Modern ceramic processing places strong emphasis on the chemical processes which lead to particles with controllable purity, uniformity in size and submicronic dimensions. These two features will ultimately lead to attainment of maximum theoretical density. There are two fundamental methodologies to address this micromorphology requirement. The solgel process, which has been widely used in making fine powder of various metal oxides, involves the conversion of a sol to gel by means of polymerization. On gradual heating, the gel is converted to fine powder or glass. This method can produce extremely homogeneous mixtures of two or more components, since mixing of these ingredients takes place at the molecular level. An alternative method (referred to as Barringer's procedure) is to generate a colloidal dispersion of the metal oxide, followed by precipitation of essentially uniform submicron particles. As previously mentioned, the superfine nature and uniform size of the powder are conducive to producing ceramic structures with greater than 99% of the theoretical maximum density.
With regard to high-temperature polymers, compounds possessing the hexafluoroisopropylidene group are well known for their thermo-oxidative stability. Their diphenyl derivatives in particular are known for their contribution to the optical transparency of polymers containing them. They are also thermo-oxidatively stable. However, these materials do not have the dimensional integrity and solvent resistance that are desired for many uses. U.S. Pat. No. 4,503,254 assigned to the present assignee, discloses the conversion of 2,2-bis(4-hydroxyphenyl)hexafluoropropane (commercially available as Bisphenol AF) to 2,2-bis(4-halophenyl)hexafluoropropane which can be used to produce a precursor material for subsequent derivatization to produce thermally stable resins for use in high temperature structural composites.
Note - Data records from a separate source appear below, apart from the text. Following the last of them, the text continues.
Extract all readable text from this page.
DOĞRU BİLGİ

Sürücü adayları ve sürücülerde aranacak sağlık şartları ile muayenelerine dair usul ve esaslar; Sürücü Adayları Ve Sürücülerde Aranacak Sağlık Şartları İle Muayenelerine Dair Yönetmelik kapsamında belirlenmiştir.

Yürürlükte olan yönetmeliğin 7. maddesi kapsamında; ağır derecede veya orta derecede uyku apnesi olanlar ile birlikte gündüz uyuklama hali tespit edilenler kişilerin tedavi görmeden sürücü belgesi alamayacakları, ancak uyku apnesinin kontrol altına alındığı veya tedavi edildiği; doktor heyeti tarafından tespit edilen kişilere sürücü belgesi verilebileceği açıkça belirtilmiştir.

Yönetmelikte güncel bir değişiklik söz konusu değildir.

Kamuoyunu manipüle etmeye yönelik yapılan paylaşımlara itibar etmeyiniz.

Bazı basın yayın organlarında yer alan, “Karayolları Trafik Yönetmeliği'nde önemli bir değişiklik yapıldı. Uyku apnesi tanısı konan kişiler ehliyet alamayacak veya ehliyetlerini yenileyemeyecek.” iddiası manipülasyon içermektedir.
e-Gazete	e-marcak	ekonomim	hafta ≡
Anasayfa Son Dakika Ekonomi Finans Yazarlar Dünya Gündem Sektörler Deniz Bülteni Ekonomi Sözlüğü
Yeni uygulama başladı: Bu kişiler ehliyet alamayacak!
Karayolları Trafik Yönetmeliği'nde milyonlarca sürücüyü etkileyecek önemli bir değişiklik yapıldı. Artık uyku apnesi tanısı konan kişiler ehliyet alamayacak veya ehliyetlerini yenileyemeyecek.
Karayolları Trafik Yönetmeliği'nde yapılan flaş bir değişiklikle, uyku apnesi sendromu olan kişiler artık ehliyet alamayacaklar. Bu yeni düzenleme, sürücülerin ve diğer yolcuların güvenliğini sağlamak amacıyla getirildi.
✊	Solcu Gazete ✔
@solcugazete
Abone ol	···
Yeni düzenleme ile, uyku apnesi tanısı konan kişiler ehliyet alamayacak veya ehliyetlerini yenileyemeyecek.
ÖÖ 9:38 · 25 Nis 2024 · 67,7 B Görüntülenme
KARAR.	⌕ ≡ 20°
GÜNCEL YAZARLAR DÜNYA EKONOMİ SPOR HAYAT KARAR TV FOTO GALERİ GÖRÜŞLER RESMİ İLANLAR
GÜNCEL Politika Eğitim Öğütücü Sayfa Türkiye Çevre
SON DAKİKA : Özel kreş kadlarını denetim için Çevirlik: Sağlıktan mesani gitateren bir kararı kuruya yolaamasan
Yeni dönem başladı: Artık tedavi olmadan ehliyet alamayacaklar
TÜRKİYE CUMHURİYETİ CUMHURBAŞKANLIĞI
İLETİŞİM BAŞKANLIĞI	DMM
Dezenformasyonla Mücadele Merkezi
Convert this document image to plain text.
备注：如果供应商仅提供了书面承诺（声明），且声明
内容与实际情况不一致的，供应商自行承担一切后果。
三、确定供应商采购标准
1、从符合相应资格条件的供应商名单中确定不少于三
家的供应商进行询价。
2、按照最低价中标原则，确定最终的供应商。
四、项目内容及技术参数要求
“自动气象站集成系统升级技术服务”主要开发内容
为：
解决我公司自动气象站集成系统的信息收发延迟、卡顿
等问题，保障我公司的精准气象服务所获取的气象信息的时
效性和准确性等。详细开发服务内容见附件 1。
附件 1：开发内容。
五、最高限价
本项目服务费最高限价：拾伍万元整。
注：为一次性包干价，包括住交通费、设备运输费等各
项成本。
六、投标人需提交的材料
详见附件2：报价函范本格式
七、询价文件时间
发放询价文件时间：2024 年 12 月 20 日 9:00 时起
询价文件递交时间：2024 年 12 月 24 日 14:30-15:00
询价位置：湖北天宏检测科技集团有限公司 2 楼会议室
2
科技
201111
Similarly, the art is replete with other substituents besides halogen being substituted on the phenyl group of Bisphenol AF to produce other pertinent intermediates. Some of these other substituents include ethynyl, phenylethynyl, epoxy and amides. These compounds have typically been used as intermediates in forming other resins.
Thus, in view of the previous discussion, it can be seen that a need exists for a polymer which is stable at high temperature, moisture insensitive, tough and easily processible.